While India is visibly struggling with general urban poverty and the growth of informal settlements, minorities experience these challenges more acutely. One in every five urban slum dwellers is Dalit, compared to only one in ten for urban India generally, and urban Dalits continue to report discrimination in access to housing and employment. Rapid urban expansion and urban beautification programmes for international events or upmarket housing have led to the destruction of many urban slums, including marginalized minority settlements. Expanding urban areas can even swallow former rural settlements, with little regard for their existing residents. In Maharashtra in 2012, for instance, the Malegaon municipality attempted to requisition outlying Dalit and Adivasi villages for a slum relocation project, claiming that their existing land certificates were no longer valid under the city's jurisdiction. 25 houses were demolished without warning, though a sustained campaign managed to save 75 Dalit and Adivasi homes in the adjacent village.

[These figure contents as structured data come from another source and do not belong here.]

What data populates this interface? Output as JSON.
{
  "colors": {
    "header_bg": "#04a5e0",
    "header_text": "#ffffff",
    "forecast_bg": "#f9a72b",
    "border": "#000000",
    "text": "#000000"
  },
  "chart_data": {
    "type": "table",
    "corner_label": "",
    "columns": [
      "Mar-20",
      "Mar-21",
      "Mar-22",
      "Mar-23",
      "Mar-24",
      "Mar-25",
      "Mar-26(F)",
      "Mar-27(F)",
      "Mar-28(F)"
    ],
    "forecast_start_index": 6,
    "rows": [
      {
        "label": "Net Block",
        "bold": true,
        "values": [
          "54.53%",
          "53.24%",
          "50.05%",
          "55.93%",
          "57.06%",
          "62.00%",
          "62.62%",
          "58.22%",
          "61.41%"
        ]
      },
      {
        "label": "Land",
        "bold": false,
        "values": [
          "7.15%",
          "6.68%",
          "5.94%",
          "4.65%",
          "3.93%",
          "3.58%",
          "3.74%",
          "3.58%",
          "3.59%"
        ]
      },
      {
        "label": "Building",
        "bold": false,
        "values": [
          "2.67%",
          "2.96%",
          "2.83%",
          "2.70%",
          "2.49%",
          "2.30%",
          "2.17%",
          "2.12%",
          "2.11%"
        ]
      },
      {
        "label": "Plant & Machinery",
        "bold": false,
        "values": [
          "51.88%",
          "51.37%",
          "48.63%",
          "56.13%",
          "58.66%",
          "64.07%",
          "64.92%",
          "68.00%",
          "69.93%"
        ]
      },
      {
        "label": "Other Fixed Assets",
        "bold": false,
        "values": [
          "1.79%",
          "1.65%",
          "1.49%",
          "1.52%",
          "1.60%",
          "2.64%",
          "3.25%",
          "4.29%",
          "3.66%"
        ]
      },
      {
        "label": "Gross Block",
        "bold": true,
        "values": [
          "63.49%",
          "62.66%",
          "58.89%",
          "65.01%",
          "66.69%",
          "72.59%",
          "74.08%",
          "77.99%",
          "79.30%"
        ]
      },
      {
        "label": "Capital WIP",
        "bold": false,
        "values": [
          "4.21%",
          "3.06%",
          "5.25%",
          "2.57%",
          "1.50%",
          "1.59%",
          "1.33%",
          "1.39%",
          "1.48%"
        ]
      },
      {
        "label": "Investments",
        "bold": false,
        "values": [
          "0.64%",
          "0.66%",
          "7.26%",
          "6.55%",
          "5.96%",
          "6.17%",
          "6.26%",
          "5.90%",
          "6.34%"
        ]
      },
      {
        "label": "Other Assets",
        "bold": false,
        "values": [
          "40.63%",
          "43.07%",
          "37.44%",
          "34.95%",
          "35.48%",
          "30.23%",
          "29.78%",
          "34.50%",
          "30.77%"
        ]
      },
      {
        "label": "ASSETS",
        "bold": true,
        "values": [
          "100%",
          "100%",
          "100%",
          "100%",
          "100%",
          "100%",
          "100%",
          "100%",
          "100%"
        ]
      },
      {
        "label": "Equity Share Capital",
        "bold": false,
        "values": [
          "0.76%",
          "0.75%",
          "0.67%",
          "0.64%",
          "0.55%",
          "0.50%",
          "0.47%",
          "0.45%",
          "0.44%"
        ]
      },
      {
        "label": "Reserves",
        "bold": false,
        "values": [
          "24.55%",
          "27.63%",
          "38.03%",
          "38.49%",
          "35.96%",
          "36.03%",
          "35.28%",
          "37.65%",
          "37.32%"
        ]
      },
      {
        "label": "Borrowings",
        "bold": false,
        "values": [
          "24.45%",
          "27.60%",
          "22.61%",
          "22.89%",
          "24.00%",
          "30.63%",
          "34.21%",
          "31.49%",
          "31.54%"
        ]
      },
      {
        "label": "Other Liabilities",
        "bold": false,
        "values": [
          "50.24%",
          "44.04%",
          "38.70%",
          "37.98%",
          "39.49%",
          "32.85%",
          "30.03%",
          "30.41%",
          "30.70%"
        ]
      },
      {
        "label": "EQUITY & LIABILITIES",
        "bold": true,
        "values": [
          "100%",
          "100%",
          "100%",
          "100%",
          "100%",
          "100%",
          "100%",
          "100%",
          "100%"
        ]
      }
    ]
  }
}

Though lower-caste groups are especially vulnerable to land grabbing, many communities have also successfully resisted attempts by local authorities and companies to forcibly displace them. During 2014 the Dalit Ekta Camp in New Delhi, a slum community of 4,000 Dalits and Muslims, faced the threat of demolition due to claims of encroachment on protected green space, despite residents having lived there for decades. Critics argued that the real motivation was local politics rather than environmental protection, as in May the local member of the legislative assembly had written to local authorities to request demolition of the slum: he stood to profit from evicting 900 voters who supported the opposition Aam Aadmi Party candidate in the upcoming assembly elections. At the end of November, once the upcoming elections were set to be announced, Dalit Ekta Camp was informed that their homes would be destroyed in less than 12 hours. They filed a case before the Delhi High Court and managed to get a stay of the demolition. On 4 December the court issued an order that the Delhi Development Authority must produce evidence that the eviction is in accordance with existing policy.